Cooking
Discover these tasty vegetable dips - perfect for snacking!
I believe the best way to enjoy snack vegetables is with a homemade dip on the side. Here are the recipes for beetroot, hummus and roasted pepper dips, best served with snack vegetables such as carrot, celery, and cucumber cut into dipping sticks.
1. Beetroot dip
- 300g cooked chickpeas
- 250g beetroot
- 1 clove garlic
- 2 tsp cinnamon
- 2 tsp cumin seeds
- 2 tsp caraway seeds
- 3 tablespoons lemon juice
- salt and pepper
Clean and cut the beetroot into pieces and roast in the oven for 20 minutes at 180 degrees. Set aside to cool. Meanwhile, gently fry the cinnamon, cumin and caraway seeds in a pan with some olive oil. Mix all ingredients together in a food processor and season with salt and pepper.
2. Homemade Hummus
- 400g cooked chickpeas
- 1-3 cloves garlic
- 3-4 tbsp lemon juice
- 1/2 tbsp paprika
- 1/2 tbsp cumin
- 3 tbsp tahini
- 3 tbsp olive oil
- salt and pepper
- fresh herbs e.g. parsley or coriander
Mix together all ingredients in a food processor until smooth. If the consistency is too thick, you can add some oil or dilute with a little water. Experiment with this mixture by adding more or less ingredients to suit your taste. Hummus most often includes chickpeas as a base ingredient, but you can substitute this with other ingredients such as beetroot or aubergine (eggplant) for a different flavour!

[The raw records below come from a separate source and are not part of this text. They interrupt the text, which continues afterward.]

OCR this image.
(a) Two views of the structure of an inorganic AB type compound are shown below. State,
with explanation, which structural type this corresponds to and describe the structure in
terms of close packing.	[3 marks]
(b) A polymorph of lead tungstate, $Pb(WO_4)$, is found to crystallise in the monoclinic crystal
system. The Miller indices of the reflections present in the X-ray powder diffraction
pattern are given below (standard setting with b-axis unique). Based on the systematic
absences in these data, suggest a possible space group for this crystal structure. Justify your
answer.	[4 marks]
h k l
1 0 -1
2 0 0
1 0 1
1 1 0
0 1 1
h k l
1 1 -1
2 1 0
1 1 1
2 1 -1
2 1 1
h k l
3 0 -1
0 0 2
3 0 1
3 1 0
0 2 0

3. Roasted pepper (capsicum) dip
- 8 sweet peppers (capsicums)
- 1 red hot pepper (red chili)
- 150g mascarpone (Italian cheese)
- 3 tbsp chili sauce
- 1 tbsp ginger syrup
- parsley
- salt and pepper
Roast the whole red peppers in the oven for 20 minutes at 200 degrees, or until the skin begins to blacken. Peel the skin off the peppers and remove the seeds. Blend with the rest of the ingredients in a food processor until smooth. Add salt and pepper to taste.